The increase of Hg methylation in presence of sulfide is not associated to hgcA overexpression
hgcAB are the only genetic determinisms identified as necessary for Hg methylation(Parks et al. 2013). To investigate if the increase of Hg methylation observed with 0.1 mM of sulfide was related to the overexpression of the enzymatic mechanism of Hg methylation, the expression of hgcA gene (involved in the methyl transfer to Hg) was measured in BerOc1. We selected cells growing under non-sulfidogenic growth with 0.1 mM sulfide and 0.1 mM cysteine, where Hg methylation was lower (Figure 1a). Low hgcA overexpression (from 1.8 to 2.2) was observed for cysteine for all the Hg(II) concentrations tested (Figure 4a). In contrast, no overexpression could be detected for 0.1 mM sulfide, where the methylation potentials were higher (Figure 1a and Figure 4b). Thus, no direct link could be established between hgcA expression and Hg methylation potentials. The high Hg methylation potential observed is likely linked to the cellular environment, such as sulfides reported here or substrates used for bacterial growth as previously reported (Goñi-Urriza et al. 2015).
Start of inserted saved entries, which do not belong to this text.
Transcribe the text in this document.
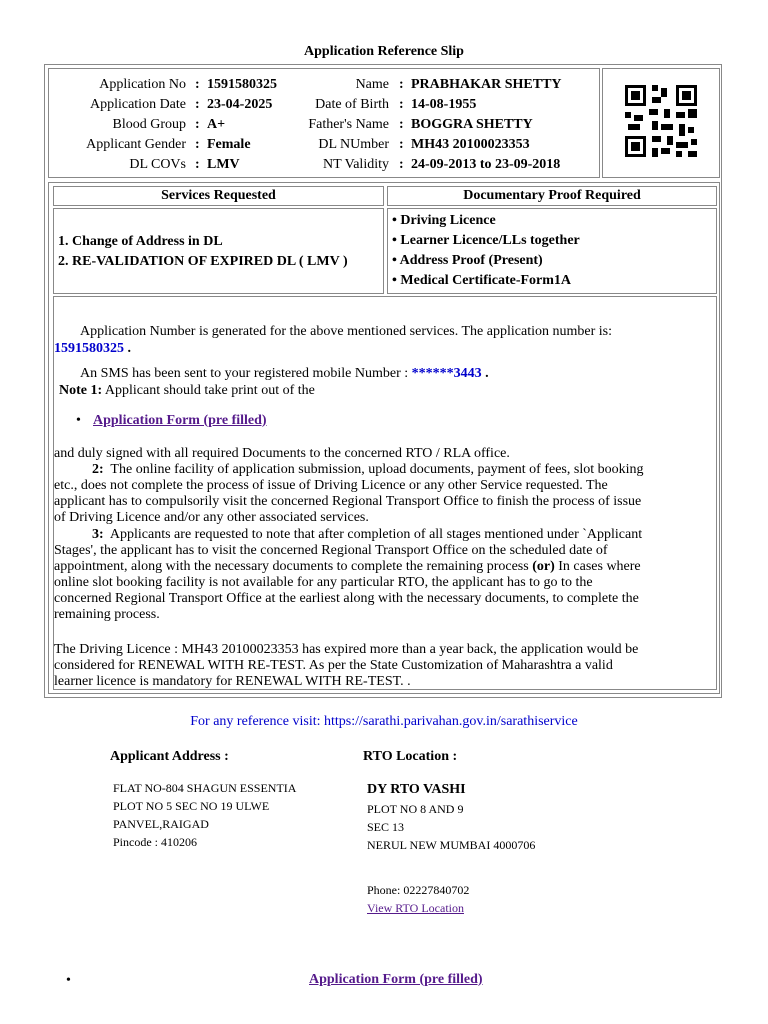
Application Reference Slip
Application No
Application Date
Blood Group
Applicant Gender
DL COVs
:
:
:
:
:
1591580325
23-04-2025
A+
Female
LMV
Name
Date of Birth
Father's Name
DL NUmber
NT Validity
:
:
:
:
:
PRABHAKAR SHETTY
14-08-1955
BOGGRA SHETTY
MH43 20100023353
24-09-2013 to 23-09-2018
Services Requested	Documentary Proof Required
1. Change of Address in DL
2. RE-VALIDATION OF EXPIRED DL ( LMV )
• Driving Licence
• Learner Licence/LLs together
• Address Proof (Present)
• Medical Certificate-Form1A
Application Number is generated for the above mentioned services. The application number is:
1591580325 .
An SMS has been sent to your registered mobile Number : ******3443 .
Note 1: Applicant should take print out of the
• Application Form (pre filled)
and duly signed with all required Documents to the concerned RTO / RLA office.
2: The online facility of application submission, upload documents, payment of fees, slot booking
etc., does not complete the process of issue of Driving Licence or any other Service requested. The
applicant has to compulsorily visit the concerned Regional Transport Office to finish the process of issue
of Driving Licence and/or any other associated services.
3: Applicants are requested to note that after completion of all stages mentioned under `Applicant
Stages', the applicant has to visit the concerned Regional Transport Office on the scheduled date of
appointment, along with the necessary documents to complete the remaining process (or) In cases where
online slot booking facility is not available for any particular RTO, the applicant has to go to the
concerned Regional Transport Office at the earliest along with the necessary documents, to complete the
remaining process.
The Driving Licence : MH43 20100023353 has expired more than a year back, the application would be
considered for RENEWAL WITH RE-TEST. As per the State Customization of Maharashtra a valid
learner licence is mandatory for RENEWAL WITH RE-TEST. .
For any reference visit: https://sarathi.parivahan.gov.in/sarathiservice
Applicant Address :
FLAT NO-804 SHAGUN ESSENTIA
PLOT NO 5 SEC NO 19 ULWE
PANVEL,RAIGAD
Pincode : 410206
RTO Location :
DY RTO VASHI
PLOT NO 8 AND 9
SEC 13
NERUL NEW MUMBAI 4000706
Phone: 02227840702
View RTO Location
•	Application Form (pre filled)
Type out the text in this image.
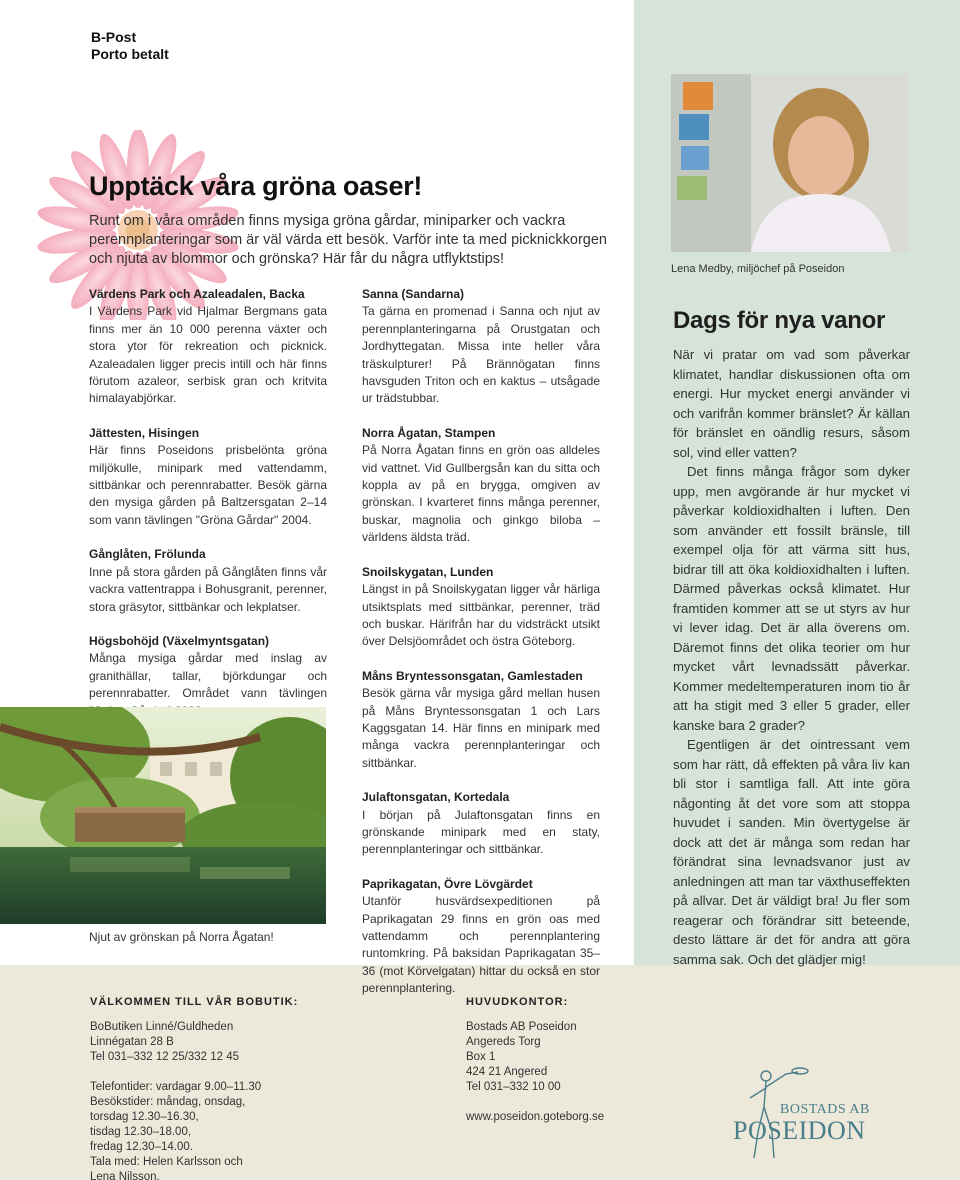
B-Post
Porto betalt
Upptäck våra gröna oaser!

Runt om i våra områden finns mysiga gröna gårdar, miniparker och vackra perennplanteringar som är väl värda ett besök. Varför inte ta med picknickkorgen och njuta av blommor och grönska? Här får du några utflyktstips!

Värdens Park och Azaleadalen, Backa

I Värdens Park vid Hjalmar Bergmans gata finns mer än 10 000 perenna växter och stora ytor för rekreation och picknick. Azaleadalen ligger precis intill och här finns förutom azaleor, serbisk gran och kritvita himalayabjörkar.

Jättesten, Hisingen

Här finns Poseidons prisbelönta gröna miljökulle, minipark med vattendamm, sittbänkar och perennrabatter. Besök gärna den mysiga gården på Baltzersgatan 2–14 som vann tävlingen "Gröna Gårdar" 2004.

Gånglåten, Frölunda

Inne på stora gården på Gånglåten finns vår vackra vattentrappa i Bohusgranit, perenner, stora gräsytor, sittbänkar och lekplatser.

Högsbohöjd (Växelmyntsgatan)

Många mysiga gårdar med inslag av granithällar, tallar, björkdungar och perennrabatter. Området vann tävlingen

Sanna (Sandarna)

Ta gärna en promenad i Sanna och njut av perennplanteringarna på Orustgatan och Jordhyttegatan. Missa inte heller våra träskulpturer! På Brännögatan finns havsguden Triton och en kaktus – utsågade ur trädstubbar.

Norra Ågatan, Stampen

På Norra Ågatan finns en grön oas alldeles vid vattnet. Vid Gullbergsån kan du sitta och koppla av på en brygga, omgiven av grönskan. I kvarteret finns många perenner, buskar, magnolia och ginkgo biloba – världens äldsta träd.

Snoilskygatan, Lunden

Längst in på Snoilskygatan ligger vår härliga utsiktsplats med sittbänkar, perenner, träd och buskar. Härifrån har du vidsträckt utsikt över Delsjöområdet och östra Göteborg.

Måns Bryntessonsgatan, Gamlestaden

Besök gärna vår mysiga gård mellan husen på Måns Bryntessonsgatan 1 och Lars Kaggsgatan 14. Här finns en minipark med många vackra perennplanteringar och sittbänkar.

Julaftonsgatan, Kortedala

I början på Julaftonsgatan finns en grönskande minipark med en staty, perennplanteringar och sittbänkar.

Paprikagatan, Övre Lövgärdet

Utanför husvärdsexpeditionen på Paprikagatan 29 finns en grön oas med vattendamm och perennplantering runtomkring. På baksidan Paprikagatan 35–36 (mot Körvelgatan) hittar du också en stor perennplantering.

Njut av grönskan på Norra Ågatan!

Lena Medby, miljöchef på Poseidon

Dags för nya vanor

När vi pratar om vad som påverkar klimatet, handlar diskussionen ofta om energi. Hur mycket energi använder vi och varifrån kommer bränslet? Är källan för bränslet en oändlig resurs, såsom sol, vind eller vatten?

Det finns många frågor som dyker upp, men avgörande är hur mycket vi påverkar koldioxidhalten i luften. Den som använder ett fossilt bränsle, till exempel olja för att värma sitt hus, bidrar till att öka koldioxidhalten i luften. Därmed påverkas också klimatet. Hur framtiden kommer att se ut styrs av hur vi lever idag. Det är alla överens om. Däremot finns det olika teorier om hur mycket vårt levnadssätt påverkar. Kommer medeltemperaturen inom tio år att ha stigit med 3 eller 5 grader, eller kanske bara 2 grader?

Egentligen är det ointressant vem som har rätt, då effekten på våra liv kan bli stor i samtliga fall. Att inte göra någonting åt det vore som att stoppa huvudet i sanden. Min övertygelse är dock att det är många som redan har förändrat sina levnadsvanor just av anledningen att man tar växthuseffekten på allvar. Det är väldigt bra! Ju fler som reagerar och förändrar sitt beteende, desto lättare är det för andra att göra samma sak. Och det glädjer mig!

VÄLKOMMEN TILL VÅR BOBUTIK:
BoButiken Linné/Guldheden
Linnégatan 28 B
Tel 031–332 12 25/332 12 45
Telefontider: vardagar 9.00–11.30
Besökstider: måndag, onsdag,
torsdag 12.30–16.30,
tisdag 12.30–18.00,
fredag 12.30–14.00.
Tala med: Helen Karlsson och
Lena Nilsson.
HUVUDKONTOR:
Bostads AB Poseidon
Angereds Torg
Box 1
424 21 Angered
Tel 031–332 10 00
www.poseidon.goteborg.se	BOSTADS AB
POSEIDON
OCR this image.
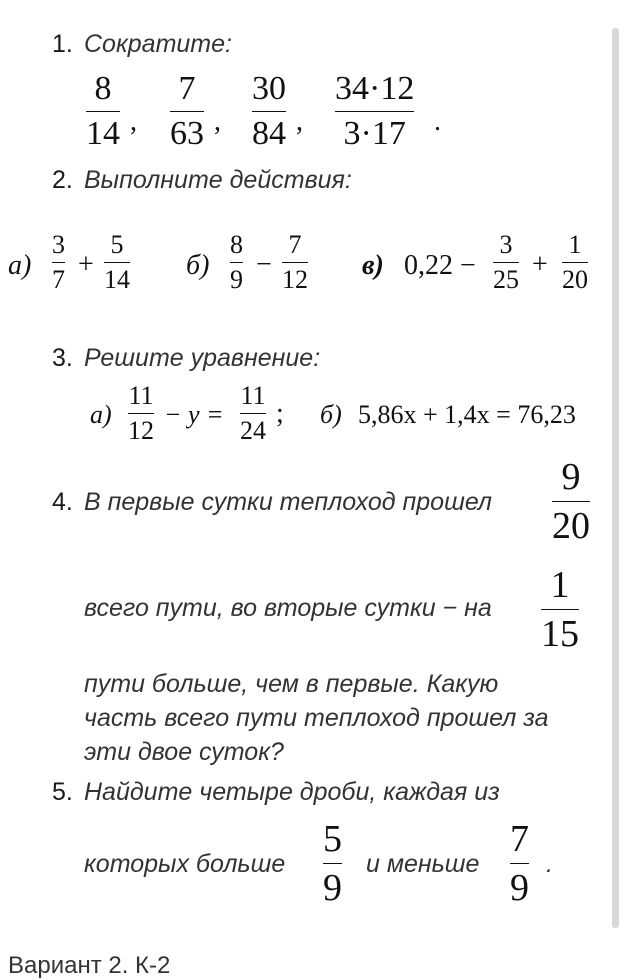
1. Сократите:
8
14 ,
7
63 ,
30
84 ,
34·12
3·17 .
2. Выполните действия:
а)
3
7 +
5
14 б)
8
9 −
7
12 в) 0,22 −
3
25 +
1
20
3. Решите уравнение:
а)
11
12
− y =
11
24
; б) 5,86x + 1,4x = 76,23
4. В первые сутки теплоход прошел
9
20
всего пути, во вторые сутки − на
1
15
пути больше, чем в первые. Какую
часть всего пути теплоход прошел за
эти двое суток?
5. Найдите четыре дроби, каждая из
которых больше
5
9
и меньше
7
9
.
Вариант 2. К-2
In addition, our results revealed that hgcA gene is expressed at basal level even at increasing Hg(II) concentrations. Hg(II) seems not control hgcA expression, unlike other metals (Zn, Cu, As, Fe) which regulate the expression of genes encoding enzymes controlling their transformation (Andrei et al. 2020; Andrews et al. 2003; Pederick et al. 2015; Silver 1996; Silver and Phung 2005). Nevertheless, the available data regarding the expression of hgcAB gene are so far insufficient to ascertain that hgcAB genes are not regulated. A transcriptional regulator, arsR, located upstream hgcAB genes and cotranscribed with hgcA clearly suggests a regulated process (Goñi-Urriza et al. 2020). Its implication in the regulation of hgcAB genes expression and the factors that trigger the ArsR response are still unknown and should be addressed in future studies.